Competitive programming skillset links

This link is on the dot. Must know if you really want to make progress. I was planning to construct one, now, I can just reuse.
I landed up there from uHunt training series.
BTW, I have their book: Competitive Programming 2.

UVA 10035 - Primary Arithmetic : Accepted

UVA 10035 - Primary Arithmetic accepted :) sweet :) but, it was on the 7th attempt.
Tip: if you are printing the output, add the '\n' after every output.
I tried solving it in two ways: 
1. Taking the numbers into char arrays:
The char array solution was difficult to code because I reversed each array, started to iterate until the array with min length, then traverse until the end of the longer array to get to the final answer. I made a number of mistakes here:
* Instead of iterating over revNum1, I iterated of num1
* The minLen was using the length of the larger array (mainly due to copy paste)
* I had to construct quite a few testcases to assure myself of the correctness
2. Taking the numbers as numbers:
This was simpler to code and I knew that I had the correct answer without crossing my fingers unlike the previous option. Keeping the implementation simpler assures you of the 'Accepted' state and you know that a 'WA' in this case means that something is wrong in the output format and not your code :-)
Also I could reuse the logic from my earlier solution to 10018 - Reverse and Add.

Tuesday, February 19, 2013

UVA 469 Wetlands of Florida Accepted

Solved yet another UVA problem: Wetlands of Florida. Feels good. One odd thing in this problem was handling the input. In the solution, I initially went with the recursive DFS which failed on my test case containing a 99x99 'W' wetlands map. I changed to follow one of the good implementations of Chefhack by msasha. Some implementations are so very user friendly than machine friendly.
Many thanks to the codechef CHEFHACK editorial to list this problem.
Email excerpt from the online judge: "Your submission with number 11309634 for the problem 469 - Wetlands of Florida has succeeded with verdict Accepted."
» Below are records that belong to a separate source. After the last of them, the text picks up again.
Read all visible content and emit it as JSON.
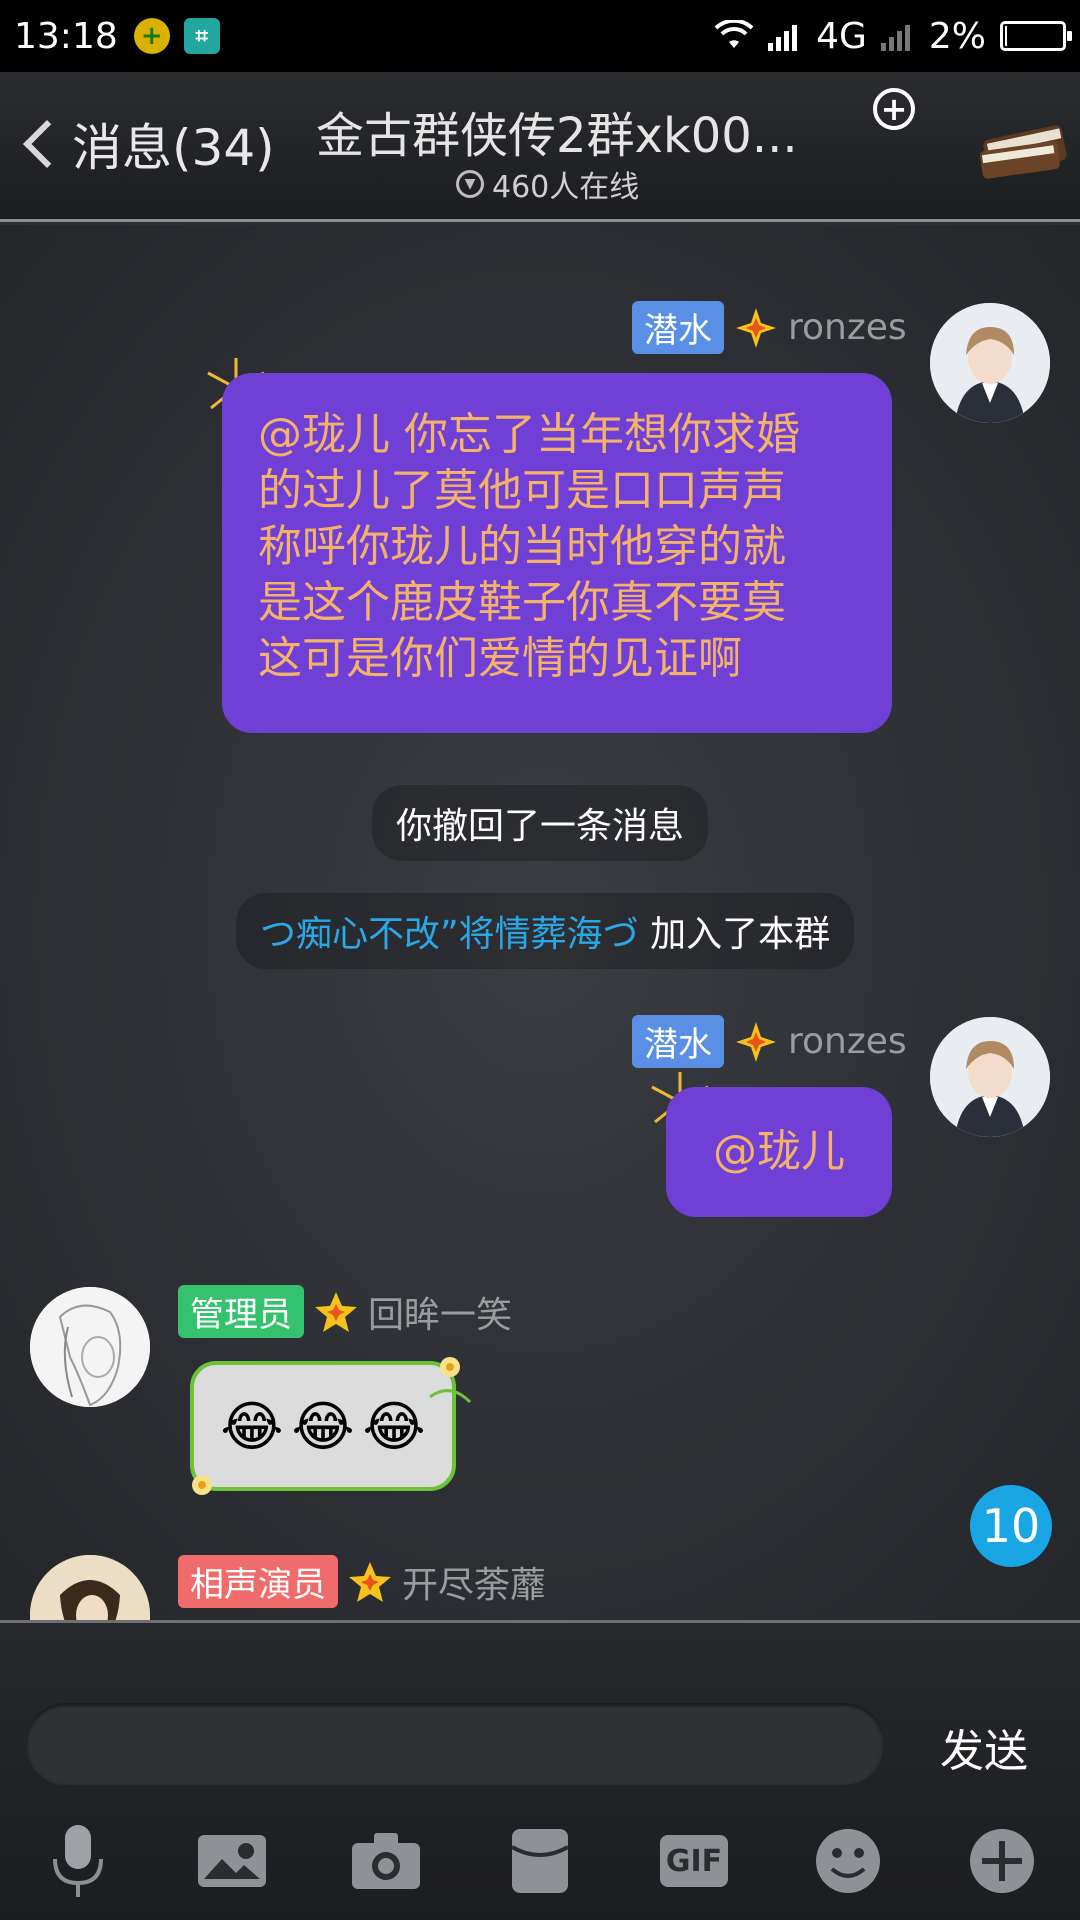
{
  "status_bar": {
    "time": "13:18",
    "network": "4G",
    "battery": "2%",
    "battery_level": 0.02
  },
  "header": {
    "back_label": "消息(34)",
    "group_name": "金古群侠传2群xk00...",
    "online_status": "460人在线",
    "add_icon": "plus-circle-icon",
    "menu_icon": "book-icon"
  },
  "messages": [
    {
      "sender_badge": "潜水",
      "sender_name": "ronzes",
      "text": "@珑儿 你忘了当年想你求婚的过儿了莫他可是口口声声称呼你珑儿的当时他穿的就是这个鹿皮鞋子你真不要莫这可是你们爱情的见证啊",
      "lines": [
        "@珑儿 你忘了当年想你求婚",
        "的过儿了莫他可是口口声声",
        "称呼你珑儿的当时他穿的就",
        "是这个鹿皮鞋子你真不要莫",
        "这可是你们爱情的见证啊"
      ]
    },
    {
      "system": "你撤回了一条消息"
    },
    {
      "system_join_name": "つ痴心不改”将情葬海づ",
      "system_join_text": " 加入了本群"
    },
    {
      "sender_badge": "潜水",
      "sender_name": "ronzes",
      "text": "@珑儿"
    },
    {
      "sender_badge": "管理员",
      "sender_name": "回眸一笑",
      "emoji": [
        "😂",
        "😂",
        "😂"
      ]
    },
    {
      "sender_badge": "相声演员",
      "sender_name": "开尽荼蘼"
    }
  ],
  "unread_count": "10",
  "input": {
    "placeholder": "",
    "send_label": "发送"
  },
  "toolbar": {
    "gif_label": "GIF",
    "icons": [
      "microphone-icon",
      "image-icon",
      "camera-icon",
      "red-packet-icon",
      "gif-icon",
      "emoji-icon",
      "plus-icon"
    ]
  },
  "colors": {
    "badge_diving": "#5a8fe6",
    "badge_admin": "#35c26f",
    "badge_comedian": "#f06b6b",
    "bubble_purple": "#6f3fd6",
    "bubble_text": "#f2b26a",
    "link_blue": "#2aa8e6",
    "unread_blue": "#1aa5e4"
  }
}
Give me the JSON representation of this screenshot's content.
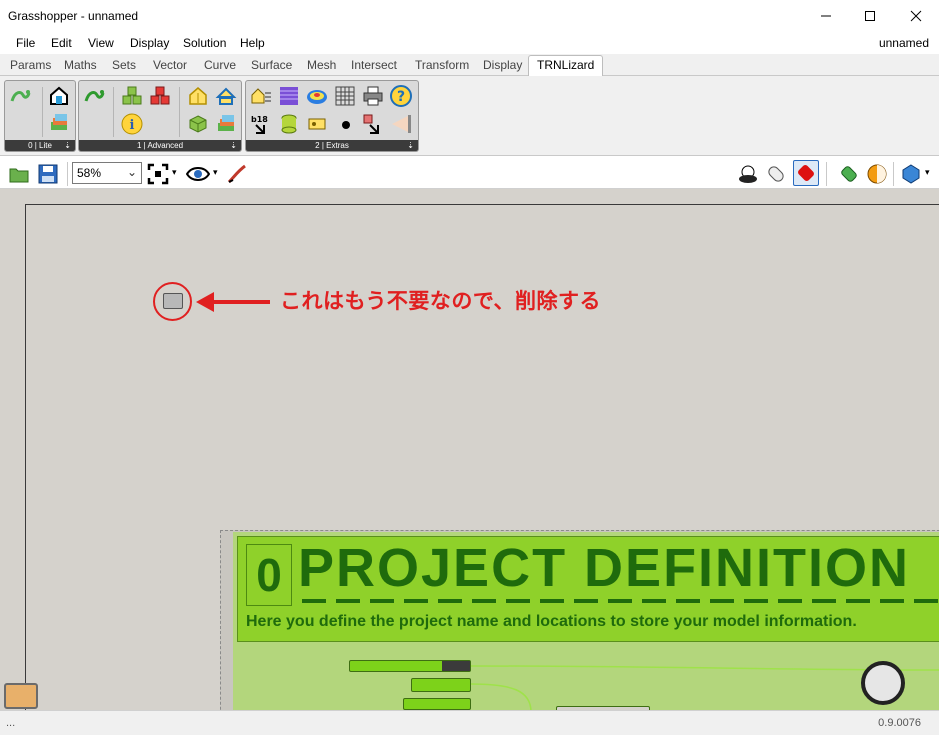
{
  "window": {
    "title": "Grasshopper - unnamed"
  },
  "menu": {
    "items": [
      "File",
      "Edit",
      "View",
      "Display",
      "Solution",
      "Help"
    ],
    "document_name": "unnamed"
  },
  "tabs": {
    "items": [
      "Params",
      "Maths",
      "Sets",
      "Vector",
      "Curve",
      "Surface",
      "Mesh",
      "Intersect",
      "Transform",
      "Display",
      "TRNLizard"
    ],
    "active": "TRNLizard"
  },
  "ribbon": {
    "panels": [
      {
        "label": "0 | Lite"
      },
      {
        "label": "1 | Advanced"
      },
      {
        "label": "2 | Extras"
      }
    ],
    "badge_b18": "b18"
  },
  "toolbar": {
    "zoom": "58%"
  },
  "canvas": {
    "annotation": "これはもう不要なので、削除する",
    "group": {
      "number": "0",
      "title": "PROJECT DEFINITION",
      "subtitle": "Here you define the project name and locations to store your model information."
    }
  },
  "status": {
    "left": "...",
    "version": "0.9.0076"
  },
  "colors": {
    "accent_red": "#e02020",
    "group_green": "#8fd12a",
    "group_text": "#1f6b0c",
    "canvas": "#d5d2cc"
  }
}
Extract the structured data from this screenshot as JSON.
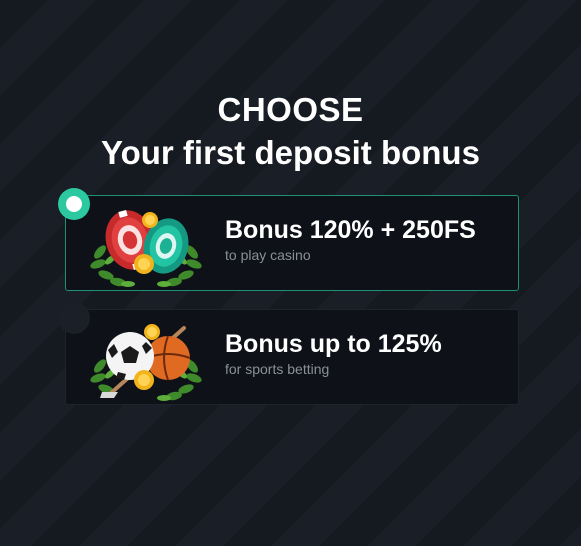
{
  "header": {
    "line1": "CHOOSE",
    "line2": "Your first deposit bonus"
  },
  "options": [
    {
      "title": "Bonus 120% + 250FS",
      "subtitle": "to play casino",
      "selected": true,
      "icon": "casino-chips-icon"
    },
    {
      "title": "Bonus up to 125%",
      "subtitle": "for sports betting",
      "selected": false,
      "icon": "sports-balls-icon"
    }
  ],
  "colors": {
    "accent": "#2cc9a0",
    "card_bg": "#0e1118",
    "subtitle": "#8a8f9a"
  }
}
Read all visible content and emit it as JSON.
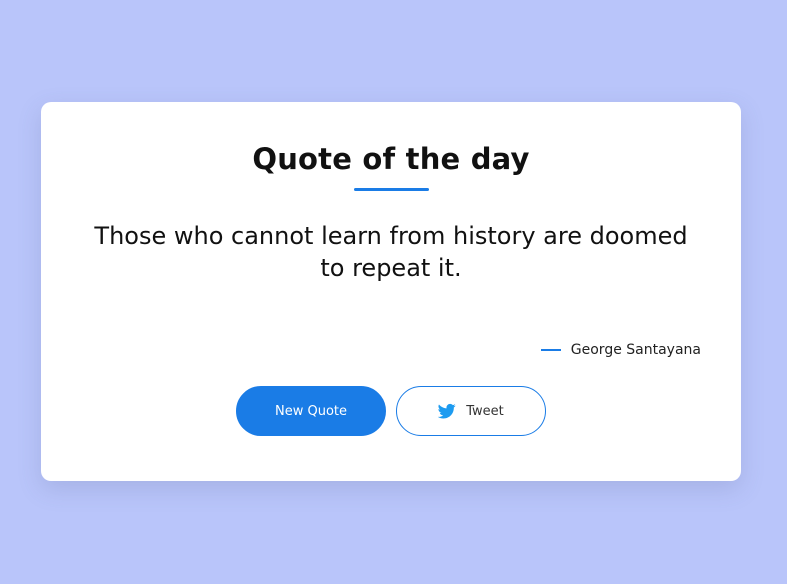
{
  "card": {
    "title": "Quote of the day",
    "quote": "Those who cannot learn from history are doomed to repeat it.",
    "author": "George Santayana"
  },
  "buttons": {
    "new_quote_label": "New Quote",
    "tweet_label": "Tweet",
    "tweet_icon": "twitter-bird-icon"
  },
  "colors": {
    "background": "#b9c5fa",
    "accent": "#1a7ce6",
    "card": "#ffffff",
    "twitter": "#1d9bf0"
  }
}
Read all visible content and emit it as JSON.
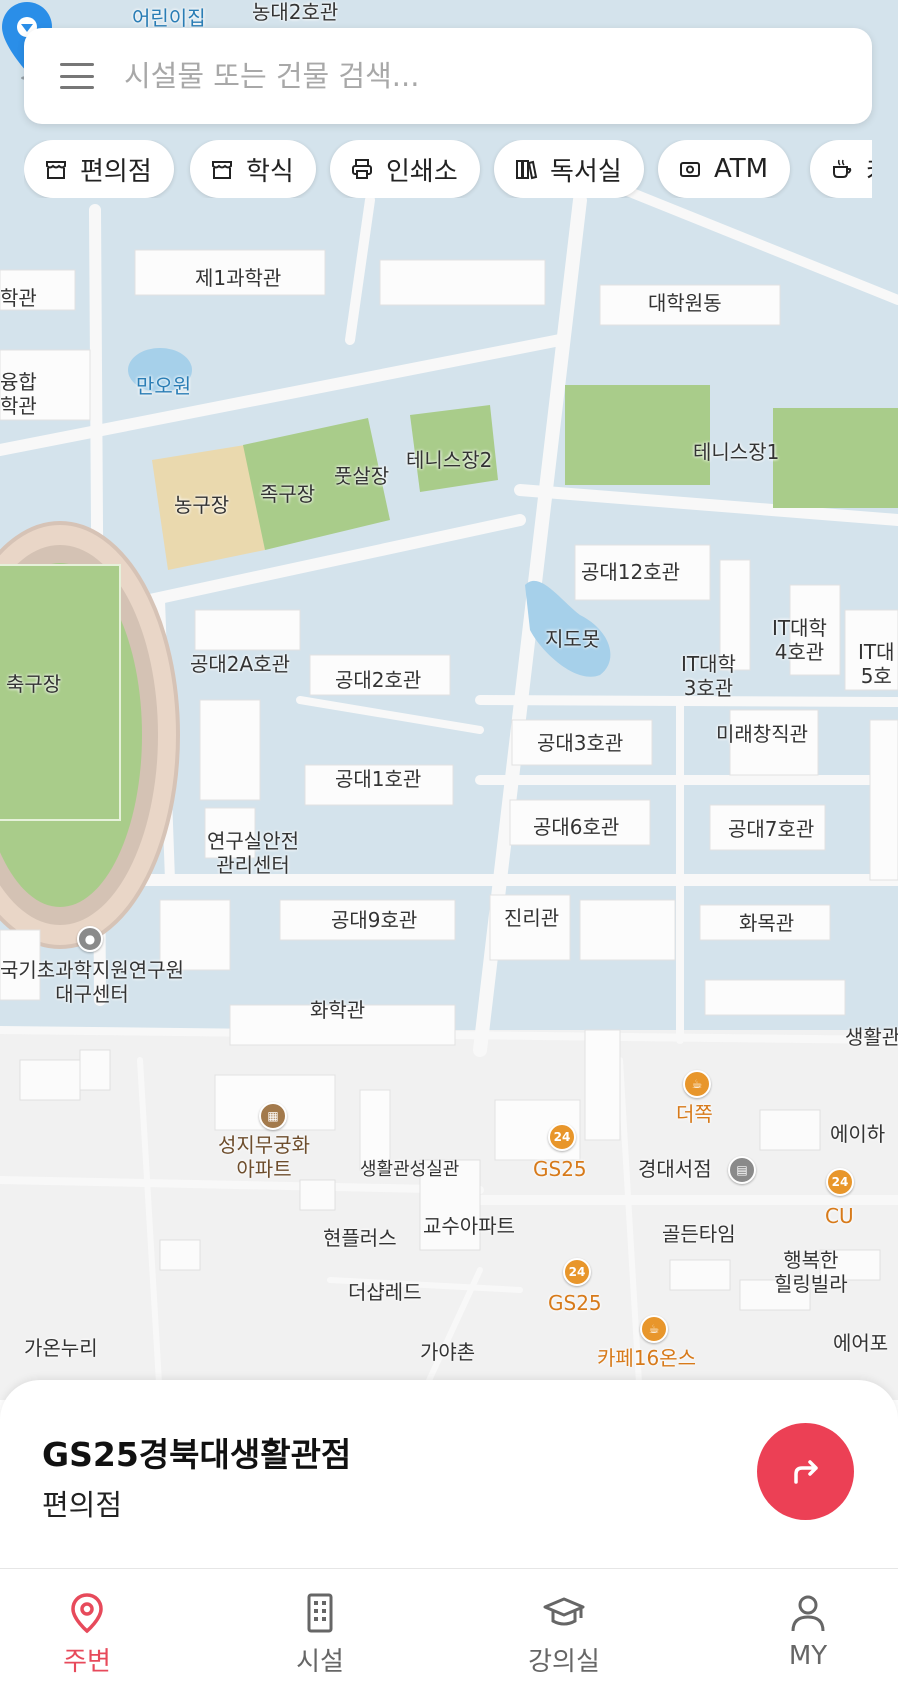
{
  "search": {
    "placeholder": "시설물 또는 건물 검색..."
  },
  "chips": [
    {
      "label": "편의점",
      "icon": "store-icon"
    },
    {
      "label": "학식",
      "icon": "store-icon"
    },
    {
      "label": "인쇄소",
      "icon": "printer-icon"
    },
    {
      "label": "독서실",
      "icon": "books-icon"
    },
    {
      "label": "ATM",
      "icon": "atm-icon"
    },
    {
      "label": "카",
      "icon": "coffee-icon"
    }
  ],
  "map": {
    "labels": {
      "daycare": "어린이집",
      "nongdae2": "농대2호관",
      "gwahak": "과학",
      "je1gwahak": "제1과학관",
      "hakgwan": "학관",
      "yunghap": "융합\n학관",
      "manowon": "만오원",
      "daehakwon": "대학원동",
      "tennis2": "테니스장2",
      "tennis1": "테니스장1",
      "nonggu": "농구장",
      "jokgu": "족구장",
      "futsal": "풋살장",
      "gongdae12": "공대12호관",
      "jidomot": "지도못",
      "it4": "IT대학\n4호관",
      "it3": "IT대학\n3호관",
      "it5": "IT대\n5호",
      "chukgu": "축구장",
      "gongdae2a": "공대2A호관",
      "gongdae2": "공대2호관",
      "gongdae3": "공대3호관",
      "miraechangjik": "미래창직관",
      "gongdae1": "공대1호관",
      "gongdae6": "공대6호관",
      "gongdae7": "공대7호관",
      "yeonguanjeon": "연구실안전\n관리센터",
      "gongdae9": "공대9호관",
      "jinrigwan": "진리관",
      "hwamokgwan": "화목관",
      "kbsi": "국기초과학지원연구원\n대구센터",
      "hwahak": "화학관",
      "saenghwal": "생활관",
      "seongji": "성지무궁화\n아파트",
      "saenghwalseongsil": "생활관성실관",
      "gs25_a": "GS25",
      "gyeongdaeseojeom": "경대서점",
      "deojjok": "더쪽",
      "eihae": "에이하",
      "cu": "CU",
      "hyeonplus": "현플러스",
      "gyosu": "교수아파트",
      "goldentime": "골든타임",
      "haengbok": "행복한\n힐링빌라",
      "deshapred": "더샵레드",
      "gs25_b": "GS25",
      "gaonnuri": "가온누리",
      "gayachon": "가야촌",
      "cafe16": "카페16온스",
      "eoepo": "에어포"
    },
    "poi_icons": {
      "gs25": "24",
      "cu": "24"
    }
  },
  "place": {
    "name": "GS25경북대생활관점",
    "category": "편의점"
  },
  "tabs": [
    {
      "label": "주변",
      "icon": "location-pin-icon",
      "active": true
    },
    {
      "label": "시설",
      "icon": "building-icon",
      "active": false
    },
    {
      "label": "강의실",
      "icon": "graduation-cap-icon",
      "active": false
    },
    {
      "label": "MY",
      "icon": "user-icon",
      "active": false
    }
  ],
  "colors": {
    "accent": "#ec4055",
    "active_tab": "#e74a5b",
    "poi": "#e8962b",
    "pin": "#2a8ee8"
  }
}
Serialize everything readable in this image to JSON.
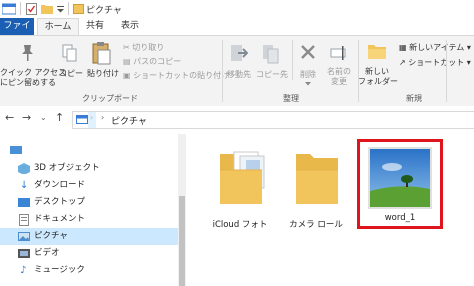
{
  "window": {
    "title": "ピクチャ"
  },
  "ribbon_tabs": [
    "ファイル",
    "ホーム",
    "共有",
    "表示"
  ],
  "clipboard": {
    "pin_label_1": "クイック アクセス",
    "pin_label_2": "にピン留めする",
    "copy_label": "コピー",
    "paste_label": "貼り付け",
    "cut_label": "切り取り",
    "copy_path_label": "パスのコピー",
    "paste_shortcut_label": "ショートカットの貼り付け",
    "group_label": "クリップボード"
  },
  "organize": {
    "move_label": "移動先",
    "copy_to_label": "コピー先",
    "delete_label": "削除",
    "rename_label_1": "名前の",
    "rename_label_2": "変更",
    "group_label": "整理"
  },
  "new": {
    "new_folder_label_1": "新しい",
    "new_folder_label_2": "フォルダー",
    "new_item_label": "新しいアイテム",
    "shortcut_label": "ショートカット",
    "group_label": "新規"
  },
  "address": {
    "path": "ピクチャ"
  },
  "nav_items": [
    {
      "label": "3D オブジェクト",
      "icon": "3d-objects-icon"
    },
    {
      "label": "ダウンロード",
      "icon": "download-icon"
    },
    {
      "label": "デスクトップ",
      "icon": "desktop-icon"
    },
    {
      "label": "ドキュメント",
      "icon": "document-icon"
    },
    {
      "label": "ピクチャ",
      "icon": "pictures-icon",
      "selected": true
    },
    {
      "label": "ビデオ",
      "icon": "video-icon"
    },
    {
      "label": "ミュージック",
      "icon": "music-icon"
    }
  ],
  "files": [
    {
      "name": "iCloud フォト",
      "type": "folder"
    },
    {
      "name": "カメラ ロール",
      "type": "folder"
    },
    {
      "name": "word_1",
      "type": "image"
    }
  ],
  "colors": {
    "file_tab": "#1a5fb4",
    "selection": "#cce8ff",
    "highlight_frame": "#e0141c",
    "folder": "#f2c55c"
  }
}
Saturday, February 16, 2013

UVA 352 Seasonal War : Accepted :)

This link from CodeChef is the editorial for CHEFHACK. It had the link to another similar problem in UVA which is Seasonal War. I started to solve the problem and had just one thing that sounded unclear to me: "Cells with adjacent sides on common vertices, which contain binary ones, comprise one war eagle. A very large image of one war eagle might contain all ones." Looking at the sample cases it became clear. Coded the changes, created my own test cases and seeing that all was well, I submitted the solution. This is what the judge told: "Your submission with number 11293947 for the problem 352 - The Seasonal War has succeeded with verdict Accepted."

Monday, February 4, 2013

Link with 4 interesting problems I saw while visiting uva.onlinejudge.org...

I have made uva.onlinejudge.org my homepage in Firefox and when I went there yesterday, I saw this link. I checked the link and it had 4 problems: Different (very easy), Reverse Binary (easy), Coastal length (medium) and CatVsDog (Hard)

I was able to solve Different and Reverse binary in one attempt. Then, I started to code for Coastal length and found some interesting cases to solve. Need to find the right algorithm for this problem.

Saturday, February 2, 2013

CodeChef:February2013 challenge: BUY1GET1 solved

BUY1GET1 solved. There is nothing much to say except that people have solved this problem using much lesser memory!